Gupta went to university in India and finds so many differences between Canada and his previous schooling system. He says that public post-secondary schools don’t have the infrastructures that Algonquin College has, but they might be found in private schools.

He arrived in Ottawa on the last week of December. Gupta has a very close friend he met at the college. His name is Udit Kumar, 26, and he takes interactive media management at the same place as Gupta, but he has more experience living abroad. He is from India as well but he studied in the U.S. before coming to Canada. The first thing he noticed in North America was how polite people are.

“In India, there are so many of us,” says Kumar. “You open the door and just go away, you don’t care but here people will actually hold the door for you.”

He says that the biggest difference from the U.S. is the grading system and the online courses but it is very similar. Another thing that caught his eye was how approachable and helpful teachers are in Canada.

Hanna Do, a Vietnamese student studying in the Developmental Services Worker program at Algonquin College has been here since September. She says that one of the first things she noticed was the cold and how safe Canada is.

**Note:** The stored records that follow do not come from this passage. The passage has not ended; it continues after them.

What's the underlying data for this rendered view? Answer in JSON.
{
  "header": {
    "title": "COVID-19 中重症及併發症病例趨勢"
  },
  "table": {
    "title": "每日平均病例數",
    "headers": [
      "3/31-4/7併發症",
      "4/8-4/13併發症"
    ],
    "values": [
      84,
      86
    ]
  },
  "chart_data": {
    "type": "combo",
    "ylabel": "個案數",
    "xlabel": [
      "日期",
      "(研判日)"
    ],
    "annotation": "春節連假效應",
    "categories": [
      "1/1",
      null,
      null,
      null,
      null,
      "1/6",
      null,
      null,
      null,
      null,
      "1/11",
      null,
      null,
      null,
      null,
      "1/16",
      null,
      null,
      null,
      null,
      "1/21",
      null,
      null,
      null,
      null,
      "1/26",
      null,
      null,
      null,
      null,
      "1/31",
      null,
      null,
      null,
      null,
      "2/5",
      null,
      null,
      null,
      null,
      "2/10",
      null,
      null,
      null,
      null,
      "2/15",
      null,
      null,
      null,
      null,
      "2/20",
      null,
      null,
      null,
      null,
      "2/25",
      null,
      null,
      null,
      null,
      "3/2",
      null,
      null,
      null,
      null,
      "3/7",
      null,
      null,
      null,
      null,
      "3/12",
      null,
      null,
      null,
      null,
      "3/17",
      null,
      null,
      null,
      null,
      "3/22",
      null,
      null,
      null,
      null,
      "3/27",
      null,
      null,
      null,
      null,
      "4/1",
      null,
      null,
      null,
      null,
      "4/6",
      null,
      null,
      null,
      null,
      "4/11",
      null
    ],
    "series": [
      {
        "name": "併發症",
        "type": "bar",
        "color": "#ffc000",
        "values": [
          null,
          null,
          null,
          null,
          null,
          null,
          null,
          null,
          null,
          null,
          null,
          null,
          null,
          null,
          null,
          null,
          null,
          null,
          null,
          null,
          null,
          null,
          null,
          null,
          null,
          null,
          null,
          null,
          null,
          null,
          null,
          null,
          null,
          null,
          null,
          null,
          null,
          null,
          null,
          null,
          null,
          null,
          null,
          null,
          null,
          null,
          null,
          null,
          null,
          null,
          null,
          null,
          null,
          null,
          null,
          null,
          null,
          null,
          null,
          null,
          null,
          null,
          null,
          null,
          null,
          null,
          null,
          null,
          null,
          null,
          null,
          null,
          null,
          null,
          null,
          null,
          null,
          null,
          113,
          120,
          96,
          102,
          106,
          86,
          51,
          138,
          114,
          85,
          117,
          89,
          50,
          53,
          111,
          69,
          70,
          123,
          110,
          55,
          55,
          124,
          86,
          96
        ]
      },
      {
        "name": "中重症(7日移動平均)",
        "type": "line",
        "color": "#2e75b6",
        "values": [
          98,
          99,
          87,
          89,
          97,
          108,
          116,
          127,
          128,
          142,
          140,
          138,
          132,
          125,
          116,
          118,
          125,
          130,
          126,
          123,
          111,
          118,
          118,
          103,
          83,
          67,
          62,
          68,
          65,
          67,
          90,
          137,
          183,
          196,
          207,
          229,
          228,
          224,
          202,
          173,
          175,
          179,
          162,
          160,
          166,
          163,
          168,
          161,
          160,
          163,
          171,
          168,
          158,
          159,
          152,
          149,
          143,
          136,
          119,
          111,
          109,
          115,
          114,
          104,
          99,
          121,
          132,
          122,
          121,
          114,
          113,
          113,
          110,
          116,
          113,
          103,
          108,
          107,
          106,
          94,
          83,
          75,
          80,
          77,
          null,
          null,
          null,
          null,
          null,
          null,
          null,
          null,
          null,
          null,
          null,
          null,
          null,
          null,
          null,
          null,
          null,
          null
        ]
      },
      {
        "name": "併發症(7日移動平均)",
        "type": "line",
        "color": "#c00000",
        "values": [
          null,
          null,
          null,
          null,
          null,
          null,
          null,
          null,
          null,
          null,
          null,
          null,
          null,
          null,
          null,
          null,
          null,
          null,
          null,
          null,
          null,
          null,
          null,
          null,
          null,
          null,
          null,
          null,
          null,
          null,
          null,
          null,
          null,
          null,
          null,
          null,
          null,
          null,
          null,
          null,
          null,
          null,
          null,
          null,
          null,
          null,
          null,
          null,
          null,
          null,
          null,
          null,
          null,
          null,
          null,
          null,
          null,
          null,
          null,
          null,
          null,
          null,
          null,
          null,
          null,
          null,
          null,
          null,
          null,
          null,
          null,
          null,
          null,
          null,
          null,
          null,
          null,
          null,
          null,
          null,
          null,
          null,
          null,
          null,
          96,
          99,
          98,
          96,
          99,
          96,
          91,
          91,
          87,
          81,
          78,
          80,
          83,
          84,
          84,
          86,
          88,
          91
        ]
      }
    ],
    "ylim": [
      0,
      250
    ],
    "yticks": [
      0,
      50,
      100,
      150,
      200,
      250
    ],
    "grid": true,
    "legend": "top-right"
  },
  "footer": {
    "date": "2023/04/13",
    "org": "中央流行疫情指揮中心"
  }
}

“People here are so much nicer than in my country,” says Do. “I feel safer here, specifically when walking down the street because the car will stop for you.”

For her, the design of the city is a bit inconvenient because shopping centres are usually far from most residential areas and when there is terrible weather it is difficult to get to a mall, specifically when busing.

School isn’t hard for her because she went to university back in Vietnam, but there was a short period of adjustment she had to go through. The biggest problem she has is communicating with the rest of her classmates. Her English is good but she wishes she had more chances to practice the language. She currently works at a Vietnamese restaurant where she communicates mostly in her native language.

Amenemhet Lares Sánchez is a fourth-year Honours BSocSc in conflict studies and human rights at the University of Ottawa who has been living in Canada for six years. She was born in Mexico but moved to Alberta in when she was in grade 11. Lares was living in Quebec when she decided to go to uOttawa, but she was still registered as an international student.

“Food wasn’t a huge issue other than missing your grandma’s stew,” says Lares. “I guess it is part of going to a new country and discovering what’s new over there.”

For her, school hasn’t been a big issue because she is used to the Canadian way of teaching. Right now, she works at the International Office of uOttawa as mentor of students from the Americas, Australia and New Zealand. She is not registered as an international student anymore; she got her Permanent Residency around the second semester of her third year.

“The mentors do a lot of the reassuring and light work,” says Natalie Morris, international student support services manager at uOttawa. “We have so many services that sometimes students don’t even know where to get help so they (the mentors) are that point of reference.”

Sometimes the best help international students can get comes not from the school but from the natives. According to Anna Choudhury, Algonquin College’s manager of the international student integration at the International Education Centre (IEC), Canadians play a huge roll in the adaptation process.

“Canadians are too polite so instead of correcting people’s behaviour (when they do something not common in Canada) or letting them know what might be more helpful behaviours to them, we just let it happen and then at some point they’ll realize they weren’t doing the right thing,” says Choudhury. “It sends mixed messages and people aren’t actually getting the coaching they need to be successful.”

It is important to consider what international students need because Canada is so different from their countries that it is easy to forget they aren’t used to things that are common for Canadians. That way their experience and relation with the people will be better.